A professora Diva Guimarães, negra e pobre, proporcionou um dos momentos
mais emocionantes da história da Flip, na mesa onde participava Lázaro Ramos.
A professora Diva Guimarães,
negra e pobre, proporcionou um dos momentos mais emocionantes da história da
Flip, a Festa Literária de Paraty, na
sexta-feira 28. Numa das mesas, onde participava o ator e escritor Lázaro
Ramos, Diva pediu o microfone e contou a sua história. Os presentes, incluindo,
palestrantes foram às lágrimas. A reação foi uma grande comoção que terminou
com um retumbante “Fora, Temer”. O detalhe é que Diva pouco ou quase nada falou
sobre política. Veja o vídeo da fala da professora:
“Eu
fiquei muito emocionada que você chamou atenção de que estamos em uma plateia
de maioria branca. Sou do sul do Paraná, você já pode imaginar… Só sobrevivi
porque tive uma mãe que passou por toda humilhação para que os filhos pudessem
estudar. Fui para um colégio interno aos cinco anos. Passavam as freiras, as
missões pelas cidades recolhendo as crianças como se fosse assim… Em troca de
você ir para essa escola estudar, na verdade você ia para trabalhar. Eu
trabalhei duro desde os cinco anos. Sou neta de escravos. Aparentemente a gente
teve uma libertação que não existe até hoje.”
A professora falou sobre
situações de preconceitos que enfrentou ao longo da vida por ser pobre e negra.
Ela, que desde criança foi ensinada sobre o que era a desigualdade, afirmou que
amadureceu aos seis anos ao ouvir de uma das freiras uma história que a marcou
por toda vida.
A anedota servia para justificar
o injustificável, o racismo.
“As
freiras contavam que Jesus – eu demorei muito para aceitar o tal de Jesus -,
Deus, criou um rio e mandou todos tomar banho na água abençoada daquele maldito
rio. Ai, as pessoas que são brancas é porque eram trabalhadoras e inteligentes.
Nós, como negros, somos preguiçosos. E não é verdade. Esse país só vive hoje
porque meus antepassadas deram toda a condição.
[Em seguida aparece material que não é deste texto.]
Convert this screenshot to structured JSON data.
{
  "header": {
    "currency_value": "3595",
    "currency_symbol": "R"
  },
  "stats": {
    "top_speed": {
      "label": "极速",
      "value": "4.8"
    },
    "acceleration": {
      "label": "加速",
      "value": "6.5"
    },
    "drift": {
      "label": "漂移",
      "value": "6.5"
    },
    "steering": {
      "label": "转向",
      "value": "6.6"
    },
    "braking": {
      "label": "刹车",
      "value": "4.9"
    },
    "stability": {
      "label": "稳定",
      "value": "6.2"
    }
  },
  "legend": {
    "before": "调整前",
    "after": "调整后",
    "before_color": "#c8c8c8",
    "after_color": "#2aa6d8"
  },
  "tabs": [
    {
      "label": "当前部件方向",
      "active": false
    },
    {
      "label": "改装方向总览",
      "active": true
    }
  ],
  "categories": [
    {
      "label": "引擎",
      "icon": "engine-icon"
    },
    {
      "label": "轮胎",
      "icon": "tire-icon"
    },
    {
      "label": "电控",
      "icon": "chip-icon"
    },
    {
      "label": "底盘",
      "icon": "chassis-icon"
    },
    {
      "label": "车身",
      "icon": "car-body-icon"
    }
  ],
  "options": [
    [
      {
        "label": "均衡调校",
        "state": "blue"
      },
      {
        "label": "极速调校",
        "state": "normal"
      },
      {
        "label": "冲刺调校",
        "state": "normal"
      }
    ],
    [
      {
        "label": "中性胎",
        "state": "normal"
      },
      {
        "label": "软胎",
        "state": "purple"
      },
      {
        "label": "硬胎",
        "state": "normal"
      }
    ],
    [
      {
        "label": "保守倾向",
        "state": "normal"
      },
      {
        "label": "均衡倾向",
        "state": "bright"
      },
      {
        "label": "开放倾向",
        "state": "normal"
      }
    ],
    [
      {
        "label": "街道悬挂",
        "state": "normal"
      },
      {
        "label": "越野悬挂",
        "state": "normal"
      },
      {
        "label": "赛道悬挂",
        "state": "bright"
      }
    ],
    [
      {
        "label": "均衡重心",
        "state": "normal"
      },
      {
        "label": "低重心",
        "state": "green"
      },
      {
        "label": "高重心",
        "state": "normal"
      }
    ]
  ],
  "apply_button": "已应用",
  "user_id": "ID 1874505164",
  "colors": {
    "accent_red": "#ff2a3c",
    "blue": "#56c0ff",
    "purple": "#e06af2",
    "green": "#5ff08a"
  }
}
Então, nós, como negros
preguiçosos, chegamos no final dos banhos e no rio só tinha lama. E é por isso
que só nossas palmas da mãos e pés são claras. Nós só conseguimos tocar isso.”
E prosseguiu:
“Ela
contava essa história para mostrar aos brancos como nós éramos preguiçosos. E
não é verdade. Porque senão nós não tínhamos sobrevivido.”
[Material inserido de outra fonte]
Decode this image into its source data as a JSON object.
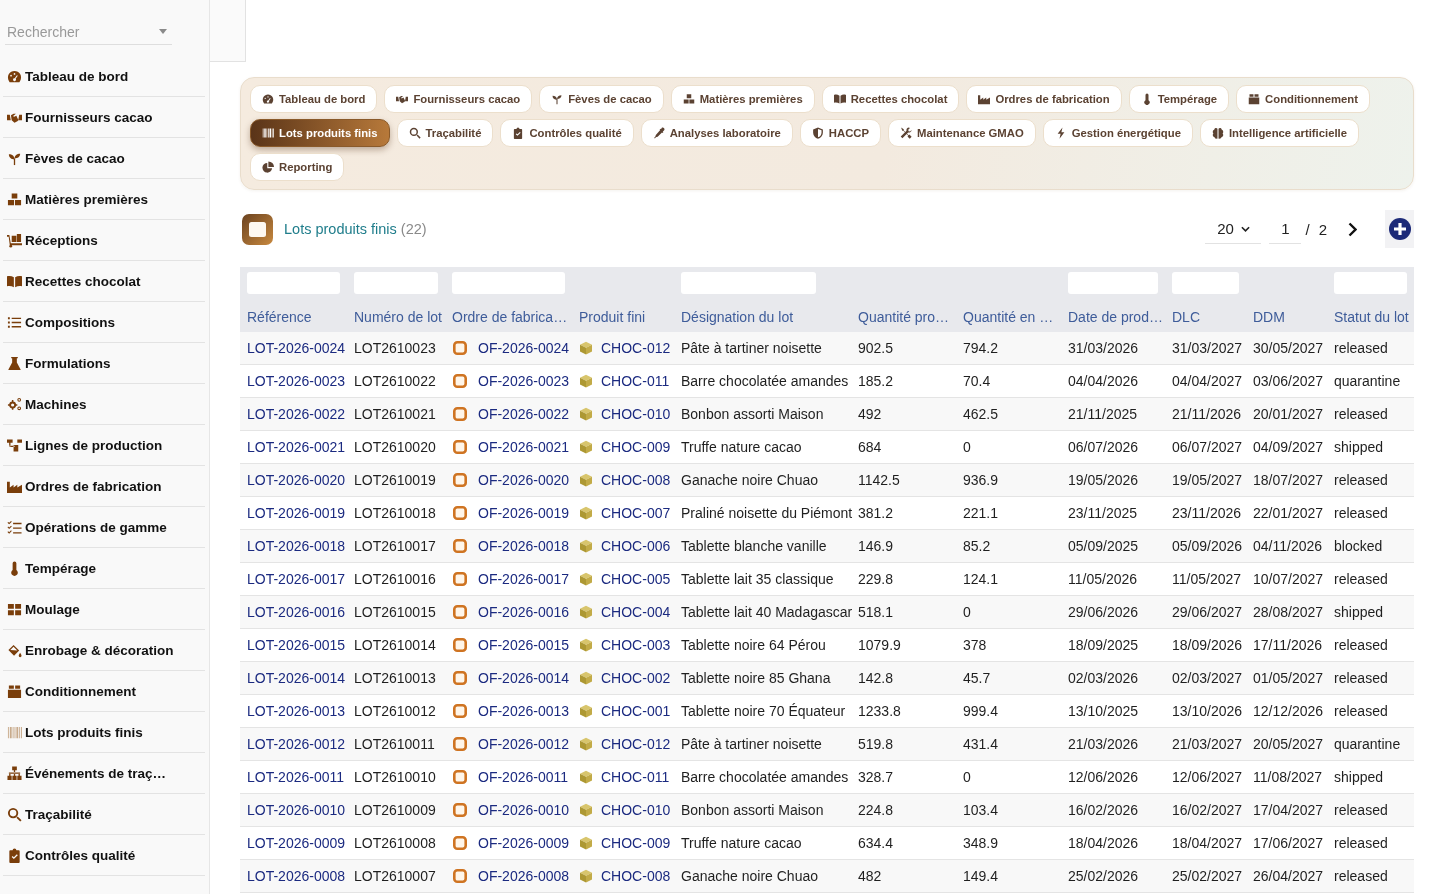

No final da fala, Diva volta a
relembrar sua mãe e a importância de estudar. Para ela, ter acesso à educação
foi definidor para que pudesse construir sua própria trajetória.
“Eu sou
uma sobrevivente pela educação. E pela minha mãe. Ela me pedia: ‘Olha bem pra
mãe. Se você quiser ser como a mãe, não vá para a escola’. E eu dizia: Não vou
ser igual a senhora. Então ela me mandava ir estudar. Eu ia correndo para a
aula.”
No final do diálogo, o ator
Lázaro Ramos não conteve a emoção: “Meu coração
ficou pequeninho.”
Sob aplausos da plateia, Lázaro
defendeu a educação pública e a valorização de todos os professores do Brasil.
SOBRE O
EVENTO
A 15ª edição
da Flip ocorre entre 26 e 30 de julho, na cidade histórica do litoral
sul do Rio de Janeiro. Paraty será palco de reflexões e debates sobre as atuais
narrativas produzidas no Brasil e no mundo.
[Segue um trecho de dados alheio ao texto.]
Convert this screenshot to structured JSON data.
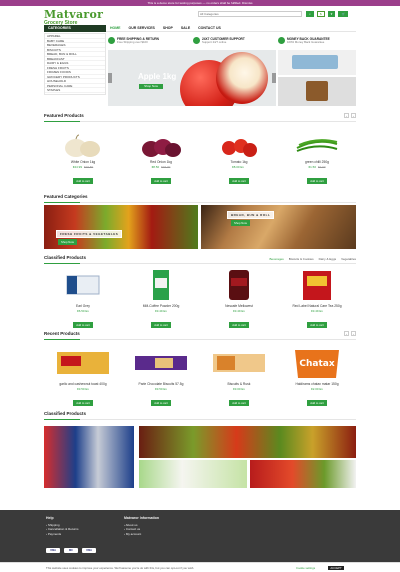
{
  "notice": "This is a demo store for testing purposes — no orders shall be fulfilled. Dismiss",
  "brand": {
    "logo": "Matvaror",
    "tagline": "Grocery Store"
  },
  "search": {
    "category_placeholder": "All Categories"
  },
  "header_icons": [
    "$",
    "♥",
    "🛒"
  ],
  "nav": {
    "categories_label": "CATEGORIES",
    "links": [
      "HOME",
      "OUR SERVICES",
      "SHOP",
      "SALE",
      "CONTACT US"
    ]
  },
  "sidebar": {
    "items": [
      "APPAREL",
      "BABY CARE",
      "BEVERAGES",
      "BISCUITS",
      "BREAD, BUN & ROLL",
      "BREAKFAST",
      "DAIRY & EGGS",
      "FRESH FRUITS",
      "FROZEN FOODS",
      "GROCERY PRODUCTS",
      "HOUSEHOLD",
      "PERSONAL CARE",
      "STAPLES"
    ]
  },
  "services": [
    {
      "title": "FREE SHIPPING & RETURN",
      "sub": "Free Shipping over $100"
    },
    {
      "title": "24X7 CUSTOMER SUPPORT",
      "sub": "Support 24/7 online"
    },
    {
      "title": "MONEY BACK GUARANTEE",
      "sub": "100% Money Back Guarantee"
    }
  ],
  "hero": {
    "title": "Apple 1kg",
    "button": "Shop Now"
  },
  "featured_products": {
    "title": "Featured Products",
    "items": [
      {
        "name": "White Onion 1kg",
        "price": "€24.99",
        "old": "€26.50",
        "btn": "Add to cart"
      },
      {
        "name": "Red Onion 1kg",
        "price": "€8.50",
        "old": "€15.00",
        "btn": "Add to cart"
      },
      {
        "name": "Tomato 1kg",
        "price": "€8.00 Ex",
        "old": "",
        "btn": "Add to cart"
      },
      {
        "name": "green chilli 250g",
        "price": "€1.50",
        "old": "€2.00",
        "btn": "Add to cart"
      }
    ]
  },
  "featured_categories": {
    "title": "Featured Categories",
    "left_label": "FRESH FRUITS & VEGETABLES",
    "right_label": "BREAD, BUN & ROLL",
    "button": "Shop Now"
  },
  "classified_products_1": {
    "title": "Classified Products",
    "tabs": [
      "Beverages",
      "Biscuits & Cookies",
      "Dairy & Eggs",
      "Vegetables"
    ],
    "items": [
      {
        "name": "Earl Grey",
        "price": "€6.50 Ex",
        "btn": "Add to cart"
      },
      {
        "name": "MM-Coffee Powder 200g",
        "price": "€3.49 Ex",
        "btn": "Add to cart"
      },
      {
        "name": "Nescafe Mellowest",
        "price": "€3.49 Ex",
        "btn": "Add to cart"
      },
      {
        "name": "Red Label Natural Care Tea 250g",
        "price": "€3.49 Ex",
        "btn": "Add to cart"
      }
    ]
  },
  "recent_products": {
    "title": "Recent Products",
    "items": [
      {
        "name": "garlic and cashewnut toast 400g",
        "price": "€3.50 Ex",
        "btn": "Add to cart"
      },
      {
        "name": "Parle Chocolate Biscuits 57.5g",
        "price": "€3.50 Ex",
        "btn": "Add to cart"
      },
      {
        "name": "Biscuits & Rusk",
        "price": "€3.00 Ex",
        "btn": "Add to cart"
      },
      {
        "name": "Haldirams chatax matar 150g",
        "price": "€2.00 Ex",
        "btn": "Add to cart"
      }
    ]
  },
  "classified_products_2": {
    "title": "Classified Products"
  },
  "footer": {
    "help_title": "Help",
    "help_items": [
      "Shipping",
      "Cancellation & Returns",
      "Payments"
    ],
    "info_title": "Matvaror Information",
    "info_items": [
      "About us",
      "Contact us",
      "My account"
    ],
    "payments": [
      "VISA",
      "MC",
      "VISA"
    ]
  },
  "cookie": {
    "text": "This website uses cookies to improve your experience. We'll assume you're ok with this, but you can opt-out if you wish.",
    "settings": "Cookie settings",
    "accept": "ACCEPT"
  },
  "colors": {
    "brand_green": "#2f9f40",
    "notice_purple": "#9b3e8b",
    "footer_bg": "#3a3a3a"
  }
}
Com curadoria da jornalista
Josélia Aguiar, o evento literário mais importante do país abre neste ano
espaço inédito para a diversidade de vozes da literatura negra.
E não só isso.
Pela primeira vez em sua
história, a Flip traz um número de autoras que supera o de autores. Serão
22 mesas com 46 autores, dos quais 22 são homens e 24 são mulheres.
O escritor homenageado deste ano
será Lima Barreto (1881-1922), autor marginal cuja trajetória foi marcada pela
crítica contundente ao cotidiano racista e de segregação social no Brasil.